Black Tambourine

Black Tambourine

Black Tambourine

Black Tambourine

Slumberland

Hey there, young and not-so-young whippersnappers, if you’re grooving at all to the likes of Vivian Girls, Wavves, Pains of Being Pure at Heart, Blank Dogs, or any band on Slumberland Records, then I think you need to send the late, lamented Black Tambourine a card. Or even better, buy this new compilation of their complete recorded works. Here’s the deal, in the late ’80s/early ’90s this Maryland band (including members of Velocity Girl, Veronica Lake, and Whorl) was one of the few American bands that was mixing Jesus and Mary Chain’s barbwire fuzz, the primitive fizz of the Pastels and the Vaselines, and the thick fog of Ride and Lush. At the time, no one noticed and/or ran the other way, little knowing that two decades later, their handful of singles bursting with reverb-drenched shoegaze garage would become a sacred text to a whole generation of noise malcontents and blog darlings. It’s easy to hear why. The songs on Black Tambourine haven’t dated a fucking day; unlabeled on a CD-R, these songs could pass as the work of a brand new band.

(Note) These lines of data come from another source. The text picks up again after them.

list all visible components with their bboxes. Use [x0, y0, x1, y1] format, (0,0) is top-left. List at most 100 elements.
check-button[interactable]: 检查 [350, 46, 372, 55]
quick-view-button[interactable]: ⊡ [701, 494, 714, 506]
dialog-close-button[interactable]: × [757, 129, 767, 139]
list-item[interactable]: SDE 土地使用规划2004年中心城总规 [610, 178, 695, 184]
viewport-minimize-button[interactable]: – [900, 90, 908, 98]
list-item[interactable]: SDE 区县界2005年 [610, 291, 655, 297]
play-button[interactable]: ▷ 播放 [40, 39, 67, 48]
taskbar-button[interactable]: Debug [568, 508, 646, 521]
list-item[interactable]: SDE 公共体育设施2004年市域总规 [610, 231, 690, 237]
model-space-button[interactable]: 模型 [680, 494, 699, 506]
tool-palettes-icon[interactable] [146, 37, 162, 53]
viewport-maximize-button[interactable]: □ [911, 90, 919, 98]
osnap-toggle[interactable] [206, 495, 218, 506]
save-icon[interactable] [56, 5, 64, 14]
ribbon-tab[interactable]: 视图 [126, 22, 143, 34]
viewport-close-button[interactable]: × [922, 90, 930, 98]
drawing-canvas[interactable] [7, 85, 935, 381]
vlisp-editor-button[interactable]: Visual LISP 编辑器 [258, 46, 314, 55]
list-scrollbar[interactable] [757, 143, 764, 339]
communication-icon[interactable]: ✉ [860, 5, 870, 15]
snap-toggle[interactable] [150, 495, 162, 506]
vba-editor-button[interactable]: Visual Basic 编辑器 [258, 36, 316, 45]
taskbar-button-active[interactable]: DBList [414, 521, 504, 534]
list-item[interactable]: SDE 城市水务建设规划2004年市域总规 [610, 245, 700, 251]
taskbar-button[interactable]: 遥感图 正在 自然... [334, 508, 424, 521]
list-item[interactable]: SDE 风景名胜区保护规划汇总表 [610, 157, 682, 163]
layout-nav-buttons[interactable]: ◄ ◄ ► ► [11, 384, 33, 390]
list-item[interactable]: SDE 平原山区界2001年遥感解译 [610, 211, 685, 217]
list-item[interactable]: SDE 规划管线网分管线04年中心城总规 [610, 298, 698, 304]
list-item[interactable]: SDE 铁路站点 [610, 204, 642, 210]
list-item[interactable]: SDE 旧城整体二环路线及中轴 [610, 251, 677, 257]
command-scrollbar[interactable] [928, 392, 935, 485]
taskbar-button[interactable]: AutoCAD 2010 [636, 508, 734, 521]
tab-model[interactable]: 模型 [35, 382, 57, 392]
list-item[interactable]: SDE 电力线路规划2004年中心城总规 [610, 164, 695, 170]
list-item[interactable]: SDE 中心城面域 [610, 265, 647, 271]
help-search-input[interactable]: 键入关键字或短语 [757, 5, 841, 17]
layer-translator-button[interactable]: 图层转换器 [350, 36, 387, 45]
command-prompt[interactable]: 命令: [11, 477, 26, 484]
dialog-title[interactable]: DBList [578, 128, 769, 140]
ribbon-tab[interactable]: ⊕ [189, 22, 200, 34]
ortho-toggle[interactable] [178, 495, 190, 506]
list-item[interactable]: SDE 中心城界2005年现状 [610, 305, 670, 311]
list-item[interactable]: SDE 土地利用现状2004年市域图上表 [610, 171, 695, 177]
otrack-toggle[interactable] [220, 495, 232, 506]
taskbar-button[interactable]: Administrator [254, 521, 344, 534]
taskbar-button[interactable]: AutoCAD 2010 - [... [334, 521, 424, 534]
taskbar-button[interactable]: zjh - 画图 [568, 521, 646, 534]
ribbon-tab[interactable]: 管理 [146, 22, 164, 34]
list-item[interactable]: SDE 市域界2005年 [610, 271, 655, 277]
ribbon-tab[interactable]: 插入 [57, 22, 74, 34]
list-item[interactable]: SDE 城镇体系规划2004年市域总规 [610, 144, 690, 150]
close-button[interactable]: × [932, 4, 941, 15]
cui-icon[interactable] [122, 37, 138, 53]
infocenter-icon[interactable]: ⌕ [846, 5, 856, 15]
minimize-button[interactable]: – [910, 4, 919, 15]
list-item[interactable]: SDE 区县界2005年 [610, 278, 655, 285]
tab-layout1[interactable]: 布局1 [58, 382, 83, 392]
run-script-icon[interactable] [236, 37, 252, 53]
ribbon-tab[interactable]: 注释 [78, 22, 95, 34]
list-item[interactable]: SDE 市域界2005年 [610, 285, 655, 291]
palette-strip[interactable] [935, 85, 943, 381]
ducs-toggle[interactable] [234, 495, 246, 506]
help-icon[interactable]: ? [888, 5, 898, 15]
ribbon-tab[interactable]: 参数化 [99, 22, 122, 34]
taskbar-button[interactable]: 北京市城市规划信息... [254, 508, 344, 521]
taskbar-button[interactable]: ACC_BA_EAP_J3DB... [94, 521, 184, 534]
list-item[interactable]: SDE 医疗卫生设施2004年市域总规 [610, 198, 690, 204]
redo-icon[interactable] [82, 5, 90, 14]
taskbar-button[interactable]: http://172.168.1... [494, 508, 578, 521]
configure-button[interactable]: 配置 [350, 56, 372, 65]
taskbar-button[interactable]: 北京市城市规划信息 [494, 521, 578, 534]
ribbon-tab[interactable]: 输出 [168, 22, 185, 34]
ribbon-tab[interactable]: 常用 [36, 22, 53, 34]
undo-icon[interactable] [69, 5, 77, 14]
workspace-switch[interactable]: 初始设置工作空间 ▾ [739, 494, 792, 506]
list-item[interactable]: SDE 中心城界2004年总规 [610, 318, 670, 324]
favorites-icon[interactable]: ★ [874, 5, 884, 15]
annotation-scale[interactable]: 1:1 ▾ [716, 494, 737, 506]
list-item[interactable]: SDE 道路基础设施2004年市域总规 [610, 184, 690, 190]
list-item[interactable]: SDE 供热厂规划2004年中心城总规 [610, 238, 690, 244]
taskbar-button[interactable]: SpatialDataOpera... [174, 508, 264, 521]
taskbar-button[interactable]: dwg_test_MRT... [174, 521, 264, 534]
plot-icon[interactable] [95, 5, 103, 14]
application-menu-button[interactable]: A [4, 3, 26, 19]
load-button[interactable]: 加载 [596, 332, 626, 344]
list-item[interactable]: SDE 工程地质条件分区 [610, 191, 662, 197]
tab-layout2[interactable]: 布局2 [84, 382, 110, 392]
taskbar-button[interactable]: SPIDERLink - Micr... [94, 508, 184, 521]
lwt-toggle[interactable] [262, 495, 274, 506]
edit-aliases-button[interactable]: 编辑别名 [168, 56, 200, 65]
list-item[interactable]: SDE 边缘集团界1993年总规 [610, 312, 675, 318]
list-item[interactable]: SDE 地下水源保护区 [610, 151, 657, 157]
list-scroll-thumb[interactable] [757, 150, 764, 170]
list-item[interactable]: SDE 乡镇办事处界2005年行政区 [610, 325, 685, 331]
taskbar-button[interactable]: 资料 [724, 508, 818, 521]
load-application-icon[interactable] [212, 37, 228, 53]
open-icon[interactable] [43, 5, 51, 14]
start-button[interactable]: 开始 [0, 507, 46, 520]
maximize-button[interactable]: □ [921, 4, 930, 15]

But unfortunately, they’re not a new band. Black Tambourine called it a day way too quickly. But we can still drink (listen?) deeply of the small but mighty body of work they left behind — this album collects EVERYTHING, official releases, demos, and some hitherto unreleased tracks, six from the archives and four new songs from a very recent one-off recording session, including a C86-ified cover of Suicide’s impossibly romantic “Dream Baby Dream” (fitting choice) and a Buddy Holly number. The sound is naive and rollicking, barbed, and worldly — a scratchy race through half-forgotten nursery rhymes, girl group classics, and Velvet Underground demos, executed with breathless, primitive brio and drenched in echo. Gothic and twee, entwined in a sweaty embrace. They were there first, without any artifice, heart on sleeve. And man, they look so fucking cute and awkward in the black and white photos that adorn the booklet.

And I have a funny feeling that this might not be a goodbye just yet.